What Is Kinning All About?

Corinna Sabrina Guerzoni, Alice Sophie Sarcinelli

Abstract


The EASA2016 Conference “Anthropological Legacies and Human Futures”, held at the University of Milan Bicocca in 2016, invited scholars to reflect on the legacy of anthropological studies “dealing with new forms of livelihoods, symbolic practices and material conditions”. We examined fundamental issues within the anthropology of kinship, and questioned traditional theories, concepts and legacies related to this field.
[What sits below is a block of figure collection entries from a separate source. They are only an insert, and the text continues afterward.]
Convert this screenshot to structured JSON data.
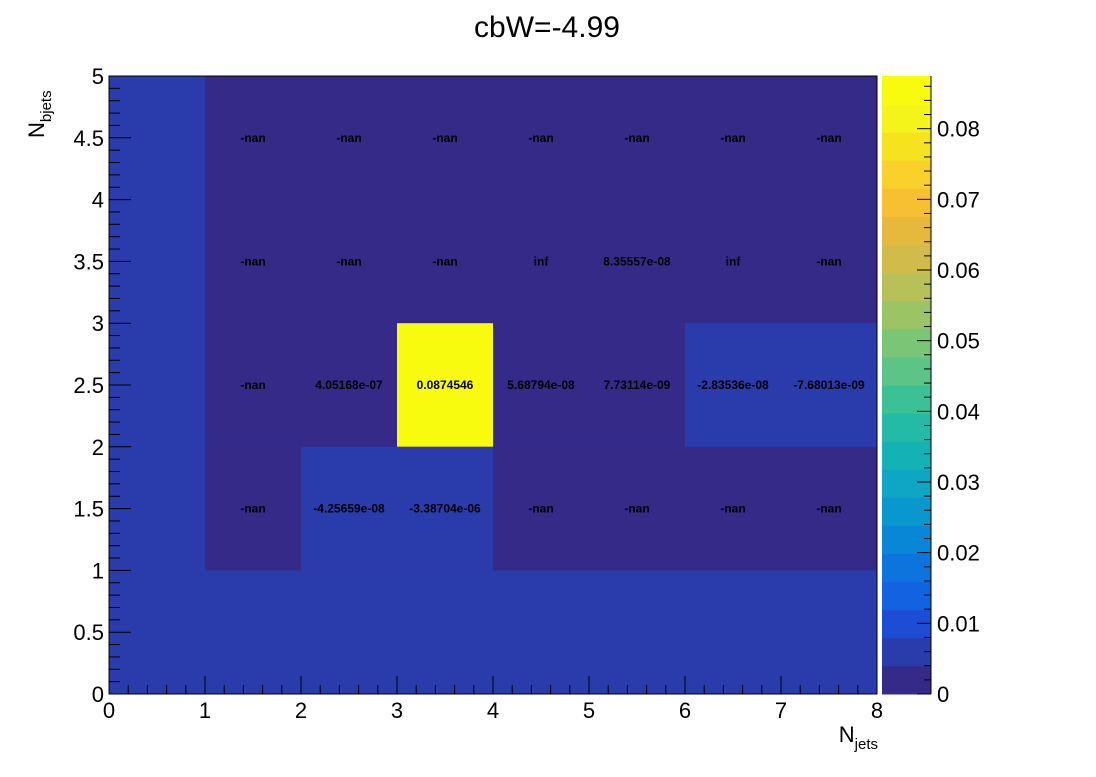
{
  "chart_data": {
    "type": "heatmap",
    "title": "cbW=-4.99",
    "xlabel": {
      "main": "N",
      "sub": "jets"
    },
    "ylabel": {
      "main": "N",
      "sub": "bjets"
    },
    "xlim": [
      0,
      8
    ],
    "ylim": [
      0,
      5
    ],
    "x_ticks": [
      "0",
      "1",
      "2",
      "3",
      "4",
      "5",
      "6",
      "7",
      "8"
    ],
    "y_ticks": [
      "0",
      "0.5",
      "1",
      "1.5",
      "2",
      "2.5",
      "3",
      "3.5",
      "4",
      "4.5",
      "5"
    ],
    "x_edges": [
      0,
      1,
      2,
      3,
      4,
      5,
      6,
      7,
      8
    ],
    "y_edges": [
      0,
      1,
      2,
      3,
      4,
      5
    ],
    "z_range": [
      0,
      0.0874546
    ],
    "colorbar_ticks": [
      "0",
      "0.01",
      "0.02",
      "0.03",
      "0.04",
      "0.05",
      "0.06",
      "0.07",
      "0.08"
    ],
    "colormap": [
      "#352a87",
      "#2a3bab",
      "#1c4dd4",
      "#1262e1",
      "#0c74dc",
      "#0787d5",
      "#0898ce",
      "#0ea6c4",
      "#14b2b4",
      "#24bba6",
      "#3cc196",
      "#5bc486",
      "#7bc576",
      "#9bc464",
      "#b8c157",
      "#d1bc4b",
      "#e6b93d",
      "#f7bf32",
      "#fad12a",
      "#f6e21f",
      "#f4f41b",
      "#f9fb0e"
    ],
    "empty_color": "#2a3bab",
    "cells": [
      {
        "x": 1,
        "y": 4,
        "z": null,
        "label": "-nan"
      },
      {
        "x": 2,
        "y": 4,
        "z": null,
        "label": "-nan"
      },
      {
        "x": 3,
        "y": 4,
        "z": null,
        "label": "-nan"
      },
      {
        "x": 4,
        "y": 4,
        "z": null,
        "label": "-nan"
      },
      {
        "x": 5,
        "y": 4,
        "z": null,
        "label": "-nan"
      },
      {
        "x": 6,
        "y": 4,
        "z": null,
        "label": "-nan"
      },
      {
        "x": 7,
        "y": 4,
        "z": null,
        "label": "-nan"
      },
      {
        "x": 1,
        "y": 3,
        "z": null,
        "label": "-nan"
      },
      {
        "x": 2,
        "y": 3,
        "z": null,
        "label": "-nan"
      },
      {
        "x": 3,
        "y": 3,
        "z": null,
        "label": "-nan"
      },
      {
        "x": 4,
        "y": 3,
        "z": null,
        "label": "inf"
      },
      {
        "x": 5,
        "y": 3,
        "z": 8.35557e-08,
        "label": "8.35557e-08"
      },
      {
        "x": 6,
        "y": 3,
        "z": null,
        "label": "inf"
      },
      {
        "x": 7,
        "y": 3,
        "z": null,
        "label": "-nan"
      },
      {
        "x": 1,
        "y": 2,
        "z": null,
        "label": "-nan"
      },
      {
        "x": 2,
        "y": 2,
        "z": 4.05168e-07,
        "label": "4.05168e-07"
      },
      {
        "x": 3,
        "y": 2,
        "z": 0.0874546,
        "label": "0.0874546"
      },
      {
        "x": 4,
        "y": 2,
        "z": 5.68794e-08,
        "label": "5.68794e-08"
      },
      {
        "x": 5,
        "y": 2,
        "z": 7.73114e-09,
        "label": "7.73114e-09"
      },
      {
        "x": 6,
        "y": 2,
        "z": -2.83536e-08,
        "label": "-2.83536e-08"
      },
      {
        "x": 7,
        "y": 2,
        "z": -7.68013e-09,
        "label": "-7.68013e-09"
      },
      {
        "x": 1,
        "y": 1,
        "z": null,
        "label": "-nan"
      },
      {
        "x": 2,
        "y": 1,
        "z": -4.25659e-08,
        "label": "-4.25659e-08"
      },
      {
        "x": 3,
        "y": 1,
        "z": -3.38704e-06,
        "label": "-3.38704e-06"
      },
      {
        "x": 4,
        "y": 1,
        "z": null,
        "label": "-nan"
      },
      {
        "x": 5,
        "y": 1,
        "z": null,
        "label": "-nan"
      },
      {
        "x": 6,
        "y": 1,
        "z": null,
        "label": "-nan"
      },
      {
        "x": 7,
        "y": 1,
        "z": null,
        "label": "-nan"
      }
    ]
  }
}
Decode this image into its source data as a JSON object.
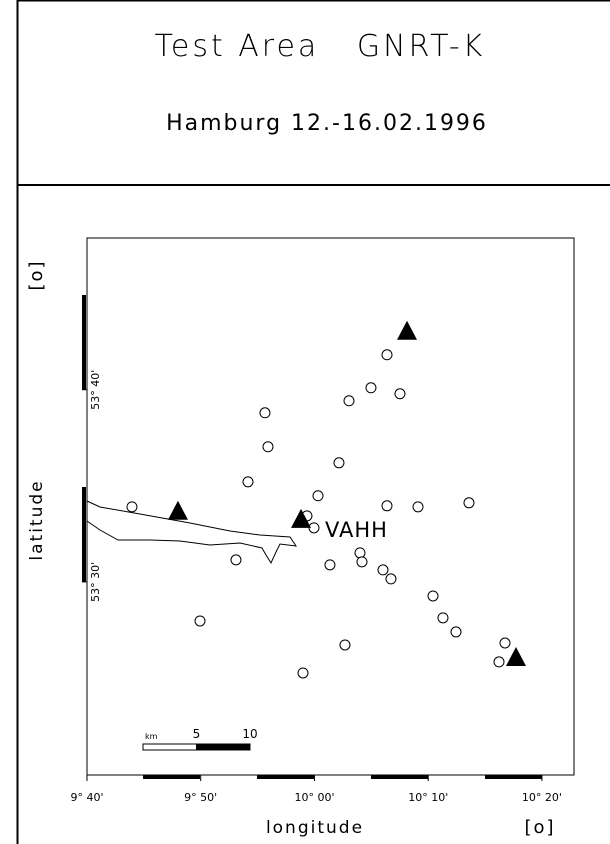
{
  "chart_data": {
    "type": "scatter",
    "title": "Test Area   GNRT-K",
    "subtitle": "Hamburg 12.-16.02.1996",
    "x_label": "longitude",
    "y_label": "latitude",
    "x_unit": "[o]",
    "y_unit": "[o]",
    "xlim": [
      9.6667,
      10.3803
    ],
    "ylim": [
      53.3325,
      53.7983
    ],
    "xticks": [
      {
        "value": 9.6667,
        "label": "9° 40'"
      },
      {
        "value": 9.8333,
        "label": "9° 50'"
      },
      {
        "value": 10,
        "label": "10° 00'"
      },
      {
        "value": 10.1667,
        "label": "10° 10'"
      },
      {
        "value": 10.3333,
        "label": "10° 20'"
      }
    ],
    "yticks": [
      {
        "value": 53.5,
        "label": "53° 30'"
      },
      {
        "value": 53.6667,
        "label": "53° 40'"
      }
    ],
    "station_label": "VAHH",
    "scale_bar": {
      "unit": "km",
      "ticks": [
        5,
        10
      ]
    },
    "series": [
      {
        "marker": "circle",
        "color": "#000000",
        "x": [
          9.7326,
          9.8323,
          9.885,
          9.9026,
          9.9275,
          9.9319,
          9.9832,
          9.989,
          9.9993,
          10.0052,
          10.0227,
          10.0359,
          10.0447,
          10.0506,
          10.0667,
          10.0696,
          10.0828,
          10.1004,
          10.1063,
          10.1063,
          10.1121,
          10.1253,
          10.1517,
          10.1737,
          10.1883,
          10.2074,
          10.2264,
          10.2704,
          10.2792
        ],
        "values": [
          53.5651,
          53.4661,
          53.5191,
          53.5868,
          53.6467,
          53.6172,
          53.421,
          53.5573,
          53.5469,
          53.5747,
          53.5148,
          53.6033,
          53.4453,
          53.6571,
          53.5252,
          53.5174,
          53.6684,
          53.5104,
          53.697,
          53.566,
          53.5026,
          53.6632,
          53.5651,
          53.4878,
          53.4688,
          53.4566,
          53.5686,
          53.4306,
          53.447
        ]
      },
      {
        "marker": "triangle",
        "color": "#000000",
        "x": [
          9.8,
          9.9803,
          10.1356,
          10.2953
        ],
        "values": [
          53.5608,
          53.5538,
          53.717,
          53.434
        ]
      }
    ]
  }
}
We aimed to reconsider the very notion of kinning (Howell 2006) setting it against the concept of de-kinning (Fonseca 2011); we therefore organized a panel on “Kinning and De-kinning: Kinship practices between ‘parental figures’, ‘reproductive collaborators’ and children in new family configurations”. The fruitful discussions we had in those very hot summer days in Milan have continued in subsequent years, and we are now building on these reflections in collaboration with some of the panel participants, as well as new colleagues who have joined us since 2016.
We approach kinship by examining ethnographic case studies “at the edge of kinship”, where there is “no template as to what the relationship is supposed to be” (Berend, Guerzoni this issue). The development of ARTs (Assisted Reproductive Technologies), combined with social and juridical changes within family structures, have reinvented child production, family reproduction and kinship practices. Contemporary forms of reproduction, family and parenthood (including increasingly complex networks of parental figures and progenitors – biological parents, adoptive parents, donors, birthmothers, surrogates, and social parents) offer new insights to the anthropological study of kinship.